Une année historique pour l’industrie horticole

Avec le confinement, les déplacements limités, la fermeture des frontières et la promotion de l’achat local, la pandémie a favorisé l’industrie de l’horticulture québécoise, qui a atteint un chiffre d’affaires historique. Les clients ont été plus nombreux, ils ont jardiné davantage et dépensé plus. « Ce fut une année historique », dit Gaétan Chassé, président de Botanix, une enseigne regroupant 28 magasins. « On parle d’une hausse de l’ordre de 30 %, parfois plus. C’est considérable ! »

L’engouement s’est même poursuivi jusqu’à l’automne, où les bulbes à floraison printanière se sont tous envolés en un temps record, une première.

Les bonnes affaires semblent en voie de se poursuivre cette saison, indique M. Chassé. Un hic, les retards de matériaux importés en raison des problèmes de COVID-19 à l’étranger.

Les milléniaux amoureux des plantes vertes

PHOTO DAVID BOILY, ARCHIVES LA PRESSE

Les plantes vertes d’intérieur effectuent un grand retour dans nos maisons.

Après avoir été délaissées durant des années, les plantes vertes d’intérieur effectuent un grand retour dans nos maisons.
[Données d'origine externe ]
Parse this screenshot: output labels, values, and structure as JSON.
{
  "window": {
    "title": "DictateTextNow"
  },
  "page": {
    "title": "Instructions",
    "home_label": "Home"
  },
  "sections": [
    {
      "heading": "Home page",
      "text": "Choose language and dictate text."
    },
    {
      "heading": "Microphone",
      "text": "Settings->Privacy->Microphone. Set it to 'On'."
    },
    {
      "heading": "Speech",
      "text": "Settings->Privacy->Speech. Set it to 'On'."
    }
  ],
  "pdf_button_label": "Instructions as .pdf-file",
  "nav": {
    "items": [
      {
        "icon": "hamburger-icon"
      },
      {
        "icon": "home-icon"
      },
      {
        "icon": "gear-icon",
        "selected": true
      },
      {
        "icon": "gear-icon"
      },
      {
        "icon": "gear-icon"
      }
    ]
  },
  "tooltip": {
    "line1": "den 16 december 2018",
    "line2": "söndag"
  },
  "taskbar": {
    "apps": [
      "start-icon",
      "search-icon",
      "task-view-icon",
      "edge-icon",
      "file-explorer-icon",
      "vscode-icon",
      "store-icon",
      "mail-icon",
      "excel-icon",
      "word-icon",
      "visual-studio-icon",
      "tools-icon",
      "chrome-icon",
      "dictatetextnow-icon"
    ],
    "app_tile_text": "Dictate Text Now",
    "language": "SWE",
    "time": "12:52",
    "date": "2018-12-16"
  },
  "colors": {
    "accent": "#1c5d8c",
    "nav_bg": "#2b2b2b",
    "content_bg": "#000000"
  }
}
Et le phénomène n’est pas que québécois, il est planétaire, explique Gaétan Chassé. Au point, d’ailleurs, que les fournisseurs de la Floride, qui desservent le Québec, ne peuvent déjà plus combler la demande.

Les plantes vertes attirent particulièrement les milléniaux. Elles sont peu coûteuses et faciles d’entretien. « Pour certains, elles remplacent même le petit animal de compagnie et sont dorlotées », dit Nathalie Deschênes, de la Table filière de l’horticulture ornementale. Ce nouvel attrait pour le végétal est une bonne nouvelle, ajoute-t-elle. C’est un début. Viennent ensuite la culture des fines herbes, un plant de tomate et l’aménagement d’un potager si l’occasion se présente.